How to improve: To achieve a higher score, the writer should focus on enhancing the logical flow between sentences and paragraphs. This can be done by using a wider range of cohesive devices more effectively, ensuring that each paragraph clearly develops a single central topic. Additionally, refining the introduction and conclusion to better summarize the main trends and findings would strengthen the overall coherence of the essay.

Band điểm Lexical Resource ước lượng: 6

Band Score: 6.0

Explanation: The essay demonstrates an adequate range of vocabulary relevant to the task, with attempts to use less common terms such as "upward trend," "exhibited," and "fluctuated." However, there are noticeable inaccuracies in word choice and collocation, such as "upper trend" instead of "upward trend," and "the one with the lowest" which could be more clearly expressed. Additionally, there are some spelling errors (e.g., "illutrating" instead of "illustrating," "Tha" instead of "The") that detract from the overall quality. While the errors do not impede communication, they do indicate a need for improvement in lexical accuracy and control.

How to improve: To enhance the lexical resource score, the writer should focus on expanding their vocabulary range and ensuring precise word choice. Practicing synonyms and collocations, as well as proofreading for spelling errors, will also help. Additionally, using more sophisticated vocabulary and varying sentence structures can contribute to a higher band score.

Band điểm Grammatical Range & Accuracy ước lượng: 6

Band Score: 6.0

Explanation: The essay demonstrates a mix of simple and complex sentence forms, which aligns with the characteristics of Band 6. While there are some attempts at complex structures, they are not consistently accurate. The essay contains several grammatical errors and awkward phrasing that may hinder clarity, such as "the statistic witnessed a decline" and "the one with the lowest." However, the errors do not significantly impede overall communication.
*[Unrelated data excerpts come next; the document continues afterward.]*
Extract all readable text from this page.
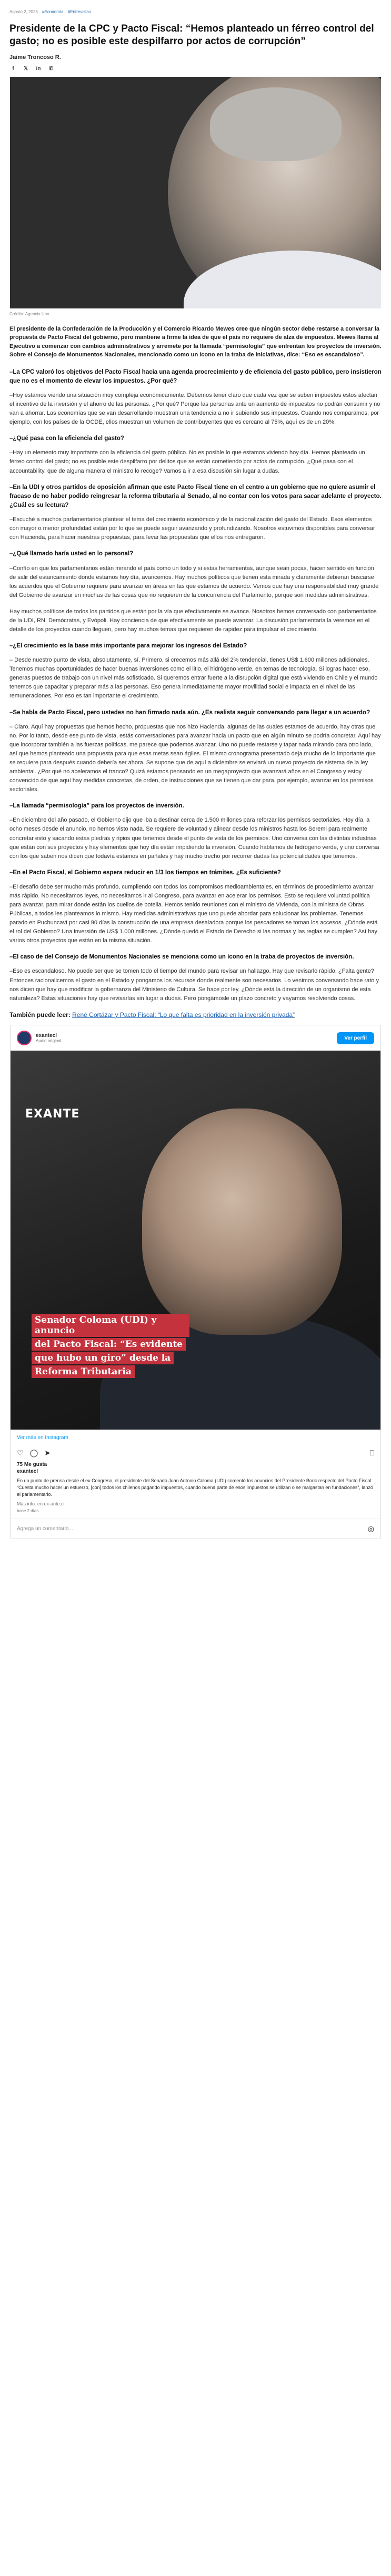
Agosto 2, 2023 #Economía #Entrevistas
Presidente de la CPC y Pacto Fiscal: “Hemos planteado un férreo control del gasto; no es posible este despilfarro por actos de corrupción”
Jaime Troncoso R.
f	𝕏 in ✆
Crédito: Agencia Uno
El presidente de la Confederación de la Producción y el Comercio Ricardo Mewes cree que ningún sector debe restarse a conversar la propuesta de Pacto Fiscal del gobierno, pero mantiene a firme la idea de que el país no requiere de alza de impuestos. Mewes llama al Ejecutivo a comenzar con cambios administrativos y arremete por la llamada “permisología” que enfrentan los proyectos de inversión. Sobre el Consejo de Monumentos Nacionales, mencionado como un ícono en la traba de iniciativas, dice: “Eso es escandaloso”.
–La CPC valoró los objetivos del Pacto Fiscal hacia una agenda procrecimiento y de eficiencia del gasto público, pero insistieron que no es el momento de elevar los impuestos. ¿Por qué?
–Hoy estamos viendo una situación muy compleja económicamente. Debemos tener claro que cada vez que se suben impuestos estos afectan el incentivo de la inversión y el ahorro de las personas. ¿Por qué? Porque las personas ante un aumento de impuestos no podrán consumir y no van a ahorrar. Las economías que se van desarrollando muestran una tendencia a no ir subiendo sus impuestos. Cuando nos comparamos, por ejemplo, con los países de la OCDE, ellos muestran un volumen de contribuyentes que es cercano al 75%, aquí es de un 20%.
–¿Qué pasa con la eficiencia del gasto?
–Hay un elemento muy importante con la eficiencia del gasto público. No es posible lo que estamos viviendo hoy día. Hemos planteado un férreo control del gasto; no es posible este despilfarro por delitos que se están cometiendo por actos de corrupción. ¿Qué pasa con el accountability, que de alguna manera el ministro lo recoge? Vamos a ir a esa discusión sin lugar a dudas.
–En la UDI y otros partidos de oposición afirman que este Pacto Fiscal tiene en el centro a un gobierno que no quiere asumir el fracaso de no haber podido reingresar la reforma tributaria al Senado, al no contar con los votos para sacar adelante el proyecto. ¿Cuál es su lectura?
–Escuché a muchos parlamentarios plantear el tema del crecimiento económico y de la racionalización del gasto del Estado. Esos elementos con mayor o menor profundidad están por lo que se puede seguir avanzando y profundizando. Nosotros estuvimos disponibles para conversar con Hacienda, para hacer nuestras propuestas, para levar las propuestas que ellos nos entregaron.
–¿Qué llamado haría usted en lo personal?
–Confío en que los parlamentarios están mirando el país como un todo y si estas herramientas, aunque sean pocas, hacen sentido en función de salir del estancamiento donde estamos hoy día, avancemos. Hay muchos políticos que tienen esta mirada y claramente debieran buscarse los acuerdos que el Gobierno requiere para avanzar en áreas en las que estamos de acuerdo. Vemos que hay una responsabilidad muy grande del Gobierno de avanzar en muchas de las cosas que no requieren de la concurrencia del Parlamento, porque son medidas administrativas.
Hay muchos políticos de todos los partidos que están por la vía que efectivamente se avance. Nosotros hemos conversado con parlamentarios de la UDI, RN, Demócratas, y Evópoli. Hay conciencia de que efectivamente se puede avanzar. La discusión parlamentaria la veremos en el detalle de los proyectos cuando lleguen, pero hay muchos temas que requieren de rapidez para impulsar el crecimiento.
–¿El crecimiento es la base más importante para mejorar los ingresos del Estado?
– Desde nuestro punto de vista, absolutamente, sí. Primero, si crecemos más allá del 2% tendencial, tienes US$ 1.600 millones adicionales. Tenemos muchas oportunidades de hacer buenas inversiones como el litio, el hidrógeno verde, en temas de tecnología. Si logras hacer eso, generas puestos de trabajo con un nivel más sofisticado. Si queremos entrar fuerte a la disrupción digital que está viviendo en Chile y el mundo tenemos que capacitar y preparar más a las personas. Eso genera inmediatamente mayor movilidad social e impacta en el nivel de las remuneraciones. Por eso es tan importante el crecimiento.
–Se habla de Pacto Fiscal, pero ustedes no han firmado nada aún. ¿Es realista seguir conversando para llegar a un acuerdo?
– Claro. Aquí hay propuestas que hemos hecho, propuestas que nos hizo Hacienda, algunas de las cuales estamos de acuerdo, hay otras que no. Por lo tanto, desde ese punto de vista, estás conversaciones para avanzar hacia un pacto que en algún minuto se podría concretar. Aquí hay que incorporar también a las fuerzas políticas, me parece que podemos avanzar. Uno no puede restarse y tapar nada mirando para otro lado, así que hemos planteado una propuesta para que esas metas sean ágiles. El mismo cronograma presentado deja mucho de lo importante que se requiere para después cuando debería ser ahora. Se supone que de aquí a diciembre se enviará un nuevo proyecto de sistema de la ley ambiental. ¿Por qué no aceleramos el tranco? Quizá estamos pensando en un megaproyecto que avanzará años en el Congreso y estoy convencido de que aquí hay medidas concretas, de orden, de instrucciones que se tienen que dar para, por ejemplo, avanzar en los permisos sectoriales.
–La llamada “permisología” para los proyectos de inversión.
–En diciembre del año pasado, el Gobierno dijo que iba a destinar cerca de 1.500 millones para reforzar los permisos sectoriales. Hoy día, a ocho meses desde el anuncio, no hemos visto nada. Se requiere de voluntad y alinear desde los ministros hasta los Seremi para realmente concretar esto y sacando estas piedras y ripios que tenemos desde el punto de vista de los permisos. Uno conversa con las distintas industrias que están con sus proyectos y hay elementos que hoy día están impidiendo la inversión. Cuando hablamos de hidrógeno verde, y uno conversa con los que saben nos dicen que todavía estamos en pañales y hay mucho trecho por recorrer dadas las potencialidades que tenemos.
–En el Pacto Fiscal, el Gobierno espera reducir en 1/3 los tiempos en trámites. ¿Es suficiente?
–El desafío debe ser mucho más profundo, cumpliendo con todos los compromisos medioambientales, en términos de procedimiento avanzar más rápido. No necesitamos leyes, no necesitamos ir al Congreso, para avanzar en acelerar los permisos. Esto se requiere voluntad política para avanzar, para mirar donde están los cuellos de botella. Hemos tenido reuniones con el ministro de Vivienda, con la ministra de Obras Públicas, a todos les planteamos lo mismo. Hay medidas administrativas que uno puede abordar para solucionar los problemas. Tenemos parado en Puchuncaví por casi 90 días la construcción de una empresa desaladora porque los pescadores se toman los accesos. ¿Dónde está el rol del Gobierno? Una inversión de US$ 1.000 millones. ¿Dónde quedó el Estado de Derecho si las normas y las reglas se cumplen? Así hay varios otros proyectos que están en la misma situación.
–El caso de del Consejo de Monumentos Nacionales se menciona como un ícono en la traba de proyectos de inversión.
–Eso es escandaloso. No puede ser que se tomen todo el tiempo del mundo para revisar un hallazgo. Hay que revisarlo rápido. ¿Falta gente? Entonces racionalicemos el gasto en el Estado y pongamos los recursos donde realmente son necesarios. Lo venimos conversando hace rato y nos dicen que hay que modificar la gobernanza del Ministerio de Cultura. Se hace por ley. ¿Dónde está la dirección de un organismo de esta naturaleza? Estas situaciones hay que revisarlas sin lugar a dudas. Pero pongámosle un plazo concreto y vayamos resolviendo cosas.
También puede leer: René Cortázar y Pacto Fiscal: “Lo que falta es prioridad en la inversión privada”
exantecl
Audio original	Ver perfil
EXANTE
Senador Coloma (UDI) y anuncio del Pacto Fiscal: “Es evidente que hubo un giro” desde la Reforma Tributaria
Ver más en Instagram
♡ ◯ ➤	⎕
75 Me gusta
exantecl
En un punto de prensa desde el ex Congreso, el presidente del Senado Juan Antonio Coloma (UDI) comentó los anuncios del Presidente Boric respecto del Pacto Fiscal: “Cuesta mucho hacer un esfuerzo, [con] todos los chilenos pagando impuestos, cuando buena parte de esos impuestos se utilizan o se malgastan en fundaciones”, lanzó el parlamentario.
Más info. en ex-ante.cl
hace 2 días
Agrega un comentario...	◎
How to improve: To achieve a higher band score, the writer should focus on enhancing grammatical accuracy and increasing the variety of sentence structures. This can be accomplished by practicing more complex sentence forms and ensuring that all sentences are error-free. Additionally, refining word choice and phrasing will improve clarity and coherence, making the essay more effective in conveying information.

Bài sửa mẫu

The bar chart presented illustrates the number of foreign visitors traveling to different resorts in Vietnam over a six-year period from 2000 to 2006. The statistics are expressed in thousands.

Overall, Mui Ne and Phu Quoc exhibited an upward trend, whereas Da Nang experienced a decline. Notably, Da Nang transitioned from having the highest number of travelers to the lowest.
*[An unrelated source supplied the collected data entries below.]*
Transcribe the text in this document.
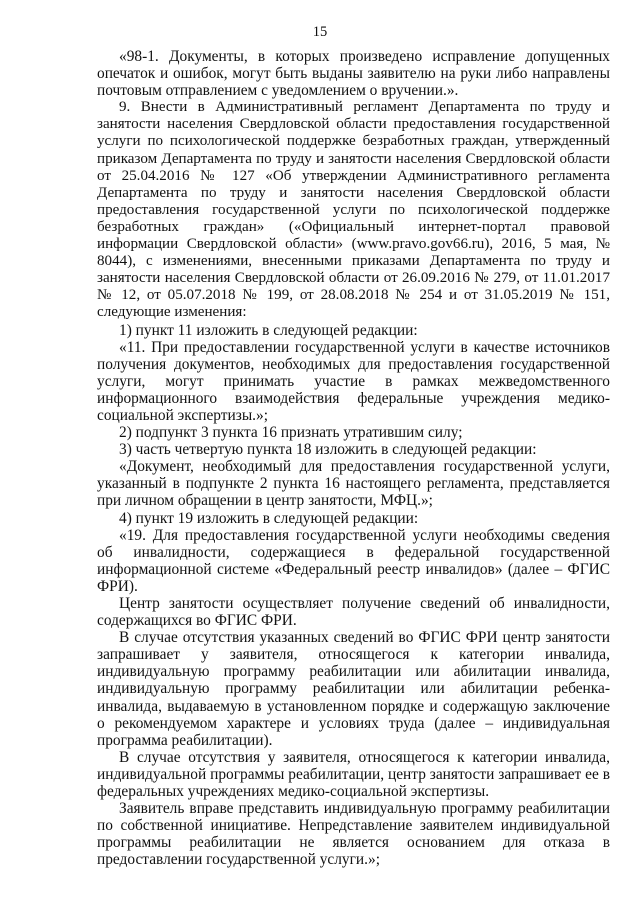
15

«98-1. Документы, в которых произведено исправление допущенных опечаток и ошибок, могут быть выданы заявителю на руки либо направлены почтовым отправлением с уведомлением о вручении.».

9. Внести в Административный регламент Департамента по труду и занятости населения Свердловской области предоставления государственной услуги по психологической поддержке безработных граждан, утвержденный приказом Департамента по труду и занятости населения Свердловской области от 25.04.2016 № 127 «Об утверждении Административного регламента Департамента по труду и занятости населения Свердловской области предоставления государственной услуги по психологической поддержке безработных граждан» («Официальный интернет-портал правовой информации Свердловской области» (www.pravo.gov66.ru), 2016, 5 мая, № 8044), с изменениями, внесенными приказами Департамента по труду и занятости населения Свердловской области от 26.09.2016 № 279, от 11.01.2017 № 12, от 05.07.2018 № 199, от 28.08.2018 № 254 и от 31.05.2019 № 151, следующие изменения:

1) пункт 11 изложить в следующей редакции:

«11. При предоставлении государственной услуги в качестве источников получения документов, необходимых для предоставления государственной услуги, могут принимать участие в рамках межведомственного информационного взаимодействия федеральные учреждения медико-социальной экспертизы.»;

2) подпункт 3 пункта 16 признать утратившим силу;

3) часть четвертую пункта 18 изложить в следующей редакции:

«Документ, необходимый для предоставления государственной услуги, указанный в подпункте 2 пункта 16 настоящего регламента, представляется при личном обращении в центр занятости, МФЦ.»;

4) пункт 19 изложить в следующей редакции:

«19. Для предоставления государственной услуги необходимы сведения об инвалидности, содержащиеся в федеральной государственной информационной системе «Федеральный реестр инвалидов» (далее – ФГИС ФРИ).

Центр занятости осуществляет получение сведений об инвалидности, содержащихся во ФГИС ФРИ.

В случае отсутствия указанных сведений во ФГИС ФРИ центр занятости запрашивает у заявителя, относящегося к категории инвалида, индивидуальную программу реабилитации или абилитации инвалида, индивидуальную программу реабилитации или абилитации ребенка-инвалида, выдаваемую в установленном порядке и содержащую заключение о рекомендуемом характере и условиях труда (далее – индивидуальная программа реабилитации).

В случае отсутствия у заявителя, относящегося к категории инвалида, индивидуальной программы реабилитации, центр занятости запрашивает ее в федеральных учреждениях медико-социальной экспертизы.

Заявитель вправе представить индивидуальную программу реабилитации по собственной инициативе. Непредставление заявителем индивидуальной программы реабилитации не является основанием для отказа в предоставлении государственной услуги.»;
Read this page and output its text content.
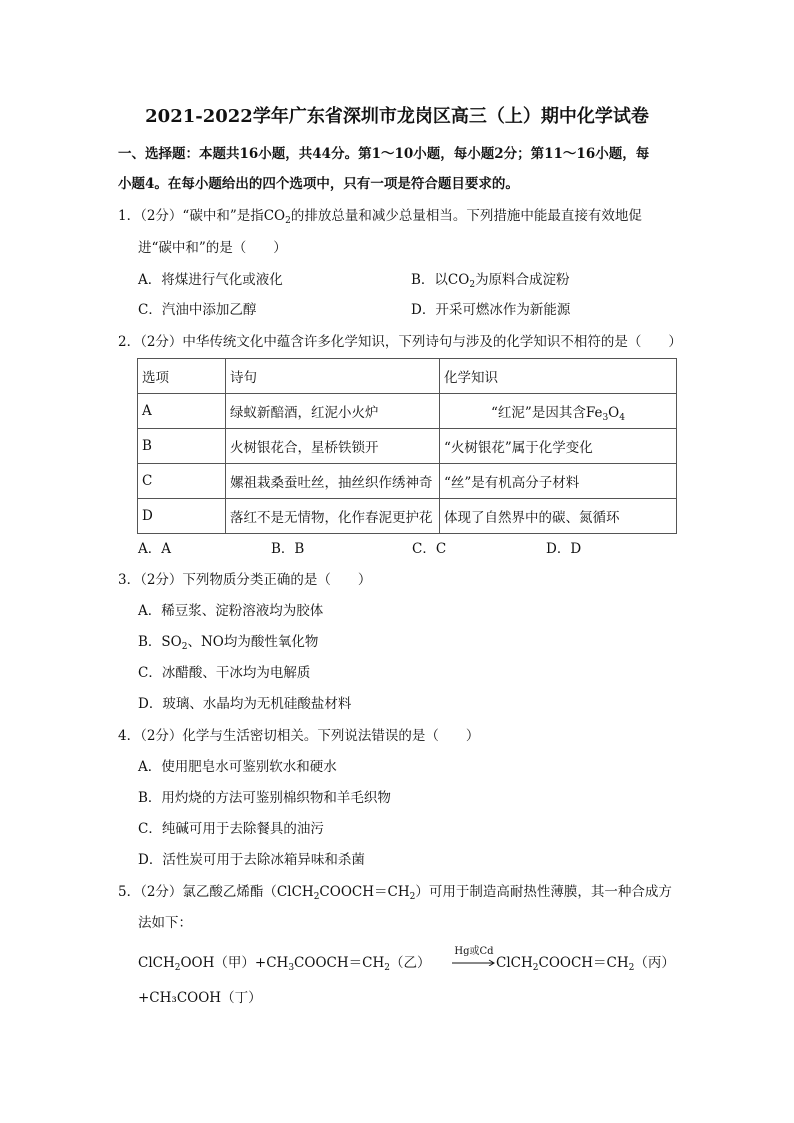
2021-2022学年广东省深圳市龙岗区高三（上）期中化学试卷
一、选择题：本题共16小题，共44分。第1～10小题，每小题2分；第11～16小题，每
小题4。在每小题给出的四个选项中，只有一项是符合题目要求的。
1．（2分）“碳中和”是指$CO_2$的排放总量和减少总量相当。下列措施中能最直接有效地促
进“碳中和”的是（　　）
A．将煤进行气化或液化	B．以$CO_2$为原料合成淀粉
C．汽油中添加乙醇	D．开采可燃冰作为新能源
2．（2分）中华传统文化中蕴含许多化学知识，下列诗句与涉及的化学知识不相符的是（　　）
选项	诗句	化学知识
A	绿蚁新醅酒，红泥小火炉	“红泥”是因其含$Fe_3O_4$
B	火树银花合，星桥铁锁开	“火树银花”属于化学变化
C	嫘祖栽桑蚕吐丝，抽丝织作绣神奇	“丝”是有机高分子材料
D	落红不是无情物，化作春泥更护花	体现了自然界中的碳、氮循环
A．A	B．B	C．C	D．D
3．（2分）下列物质分类正确的是（　　）
A．稀豆浆、淀粉溶液均为胶体
B．$SO_2$、NO均为酸性氧化物
C．冰醋酸、干冰均为电解质
D．玻璃、水晶均为无机硅酸盐材料
4．（2分）化学与生活密切相关。下列说法错误的是（　　）
A．使用肥皂水可鉴别软水和硬水
B．用灼烧的方法可鉴别棉织物和羊毛织物
C．纯碱可用于去除餐具的油污
D．活性炭可用于去除冰箱异味和杀菌
5．（2分）氯乙酸乙烯酯$(ClCH_2COOCH=CH_2)$可用于制造高耐热性薄膜，其一种合成方
法如下：
ClCH$_2$OOH（甲）$+CH_3COOCH=CH_2$（乙）
Hg或Cd
→ $ClCH_2COOCH=CH_2$（丙）
+CH₃COOH（丁）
Focusing on the upward trends, Mui Ne began with 300,000 visitors and then rose slightly to approximately 400,000 over the next two years. Following this, it nearly doubled in 2004, ultimately reaching a peak of over 900,000 by the end of the period. Simultaneously, Phu Quoc started at 500,000 and fluctuated around 600,000 throughout the timeframe.

In contrast, Da Nang experienced a decline, starting with the highest figure of precisely 900,000 in 2000. This number then dropped to just over half, at 500,000, over the next four years. Subsequently, the data showed a recovery to about 250,000 by 2006, but it remained the lowest figure recorded.